What would sway his decision about whether or not to stay with Schwab is how the custodian’s decisions impact his ability to do business, he said.

“This is going to sound a little pejorative, but custodians are like cell phone providers. They either are or aren’t serving me effectively. Are they helping or hurting my ability to be efficient and effective? The minute my calls get dropped or don’t go through, I’ll need to find a new provider,” Armstrong said.

While there are definitive switching costs associated with changing custodians, “I think there is a tipping point regarding what you’ll tolerate and not tolerate when it comes to doing the best job for your clients,” he said.

Has Schwab reached out to Armstrong to get his input or offer assurances?
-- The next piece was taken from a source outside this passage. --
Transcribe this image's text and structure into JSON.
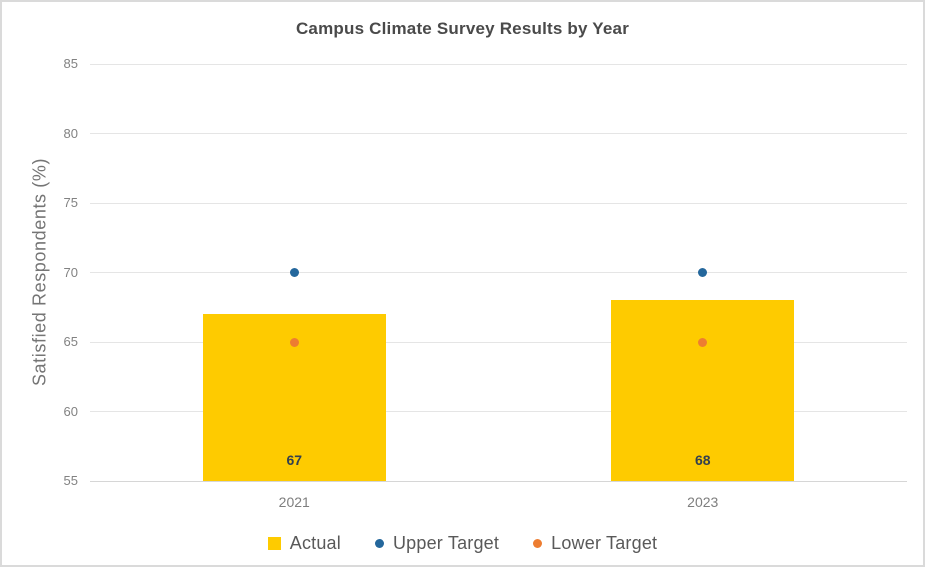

“I haven’t heard from anyone from Schwab, but the deal just recently closed, so I don’t view it as a negative. They may have thought it was inappropriate before. I assume they’ll reach out to learn about my business and articulate their value proposition. But TD has reached out to us a lot, just to keep the lines of communication open. I have been very happy about how they’ve kept in touch with us,” he said.

When Schwab does call Armstrong they’ll learn that Monument added a number of wealthy clients this year, 100% of them because of the firm’s online presence. “We haven’t met one of our new clients this year face to face. They found us by coming across our social media posts, blogs and videos, especially those talking about the March market crash. Almost 100% of our client growth came in during that seven- to eight-week period of turbulence during the second quarter,” he said.